Hoet (pictured) was a flamboyant and charismatic figure who shook up the local art world time and again. He became the director of Ghent’s contemporary art museum in the 1970s and made headlines when, in the summer of 1986, he invited 51 artists to exhibit works in private homes in the city. He went on to successfully lead the move of the museum into its current landmark site at Citadelpark and give it its name, the Stedelijk Museum voor Actuele Kunst, or SMAK. He opened the new site in 1999 with a boxing match.
“Jan Hoet was driven by art,” said Flemish culture minister Joke Schauvliege. His greatest achievement was to “help to tear down the walls of contemporary art”.
Hoet was born in Leuven and studied art in Ghent but eventually decided that he wasn’t a good enough painter to pursue it as a career. He studied art history instead and went on to devote his life to advising art organisations and staging exhibitions.

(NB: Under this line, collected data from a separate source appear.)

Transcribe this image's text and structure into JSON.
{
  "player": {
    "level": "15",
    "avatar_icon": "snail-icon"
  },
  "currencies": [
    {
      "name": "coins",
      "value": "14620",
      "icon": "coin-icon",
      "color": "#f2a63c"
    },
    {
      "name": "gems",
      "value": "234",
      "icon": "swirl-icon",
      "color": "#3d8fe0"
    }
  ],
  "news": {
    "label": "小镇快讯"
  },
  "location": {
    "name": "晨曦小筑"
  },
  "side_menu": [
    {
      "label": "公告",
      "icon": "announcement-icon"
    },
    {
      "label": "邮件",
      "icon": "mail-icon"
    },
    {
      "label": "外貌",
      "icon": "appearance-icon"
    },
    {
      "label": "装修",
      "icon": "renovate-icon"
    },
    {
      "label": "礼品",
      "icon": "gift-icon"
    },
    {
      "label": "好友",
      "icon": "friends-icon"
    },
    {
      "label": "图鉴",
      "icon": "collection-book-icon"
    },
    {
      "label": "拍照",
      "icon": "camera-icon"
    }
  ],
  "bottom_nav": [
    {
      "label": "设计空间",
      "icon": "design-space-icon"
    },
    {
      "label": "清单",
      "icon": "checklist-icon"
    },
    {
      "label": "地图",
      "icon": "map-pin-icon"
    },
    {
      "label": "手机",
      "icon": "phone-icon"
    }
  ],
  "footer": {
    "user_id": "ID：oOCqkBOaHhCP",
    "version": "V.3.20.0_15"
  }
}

Together with SMAK, which he led until 2003, Hoet also had a very active international career, including curating Documenta IX in Kassel in 1992 and serving as the artistic director of the MARTa Herford contemporary art museum in Germany for five years. In 2012, Hoet organised the Yinchuan Biennale in northern central China and last year the Middle Gate exhibition in Geel, Antwerp province, where he spent most of his childhood.
Hoet, who is regularly referred to in the Flemish press as the “pope of art”, once told an interviewer: “I don’t know what art is. The art itself has to tell us what it is, not me. I can only sell the ticket to the discovery tour.”
Hoet had suffered from several health problems over the last couple of years, including kidney cancer and two heart attacks. Based on advice from his doctor, he was taking time off from organising an exhibition at the coast at the time of his death.
“Today we have lost a man that was not only passionate about art but also told us about it in a most inimitable and compelling manner,” said minister-president Kris Peeters this morning in the Flemish Parliament. “He has inspired innumerable Flemings to take an interest in art.”
The city of Ghent is preparing a memorial book for the public to sign. It will be in SMAK museum for a week beginning at 14.00 tomorrow.